Nahl diyor Allah sana… Adını müstakil bir sûreye serlevhâ yapıyor. Sonra bununla yetinmeyip peygamberi Süleymân ile konuşturuyor. Yaptıkların Süleyman peygamberi tebessüm ettiriyor. Yapamadıkların ise, aczini bildiğine şâhit tutuyor.
Sevgili Karınca,
Sen sadece peygamber Süleyman ile konuşmakla kalmadın elbette. Sultan Süleyman da seni andı, her gördüğünde. Şu kıssayı anlatayım, iyi dinle sen de:
Kânûnî Sultan Süleyman devlet işlerinden boş kalan vakitlerinde meyve ağaçları yetiştirirmiş sarayın bahçesinde. Bir gün yetiştirdiği ağacın üzerinde seninle karşılaşır. Ama bir görsen… Sayınız binlerce!

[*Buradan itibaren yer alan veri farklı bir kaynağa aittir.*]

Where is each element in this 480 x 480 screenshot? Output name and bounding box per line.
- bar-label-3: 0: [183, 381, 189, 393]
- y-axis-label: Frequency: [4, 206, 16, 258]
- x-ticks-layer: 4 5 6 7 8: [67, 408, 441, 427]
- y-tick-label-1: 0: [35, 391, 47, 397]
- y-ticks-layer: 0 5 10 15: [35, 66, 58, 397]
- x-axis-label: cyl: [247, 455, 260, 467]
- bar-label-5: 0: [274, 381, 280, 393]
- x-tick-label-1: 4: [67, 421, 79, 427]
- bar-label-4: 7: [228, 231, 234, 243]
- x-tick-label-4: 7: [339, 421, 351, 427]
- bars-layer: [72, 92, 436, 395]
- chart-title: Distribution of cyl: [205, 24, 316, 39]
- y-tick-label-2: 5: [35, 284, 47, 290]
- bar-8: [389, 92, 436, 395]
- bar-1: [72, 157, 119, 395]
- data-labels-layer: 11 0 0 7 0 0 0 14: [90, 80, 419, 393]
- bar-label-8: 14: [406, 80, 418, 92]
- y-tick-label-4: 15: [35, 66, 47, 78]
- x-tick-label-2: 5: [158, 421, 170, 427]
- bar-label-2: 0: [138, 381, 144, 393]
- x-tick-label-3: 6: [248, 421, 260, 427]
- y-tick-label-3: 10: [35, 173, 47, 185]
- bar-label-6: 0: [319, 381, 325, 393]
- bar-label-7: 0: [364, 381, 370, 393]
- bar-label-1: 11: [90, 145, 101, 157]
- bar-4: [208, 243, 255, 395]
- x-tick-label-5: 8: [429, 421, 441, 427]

Hemen dönemin Şeyhülislâmı Ebussuûd Efendi’ye şâirâne bir dil ile şu soruyu sorar:
Dırahta ger ziyân etse karınca
Günâhı var mıdır ânı kırınca?
(Eğer karınca ağaca zarar veriyor, onu kurutuyorsa, karıncayı yok etmenin bir günahı var mıdır?)
Bu soru karşısında Ebussuûd Efendi senin hakkını savunuyor pâdişâha karşı ve şu cevâbı veriyor.
Yarın Hakk’ın dîvânına varınca
Süleyman’dan hakkın alır karınca.
İşte böyle Sevgili Karınca,
Senin hakkın hep korunmuş asırlarca. Ancak seni araştırıyor hâlâ bilim insanları bu çağda da. İstersen anlatayım sana da.
Hep koloni hâlinde yaşarmışsınız. Başınızda da dişi karınca olurmuş. Onun sözünden hiç çıkmazmışsınız. Kadına hürmeti en güzel siz anlatır ve yaşarmışsınız.
İki adet mîdeniz varmış. Birinde kendiniz için diğerinde ise yoldaşlarınız için yemek depolarmışsınız. Bu sûretle, kanaat ve cömertliği öğretirmişsiniz.
Sonra, kendi ağırlığınızın yirmi katını yüklenirmişsiniz. Bu hâlinizle de, “Sen kimseye kaldıramayacağı yük yüklemezsin” dermişsiniz.
Hem otçul hem de etçil varlıklar olduğunuz ıspatlanmış. Allah’ın verdiği her nîmetten doya doya yermişsiniz. Bununla da, “Denge çok önemli” mesajını verirmişsiniz.
İçinzdeki işçi karıncaların görevi özel çöplüğe götürmekmiş yuvadaki çöpleri. Bu çöpleri heyecanla taşırken, “Temizlik îmândan gelir” dedikleri duyulurmuş.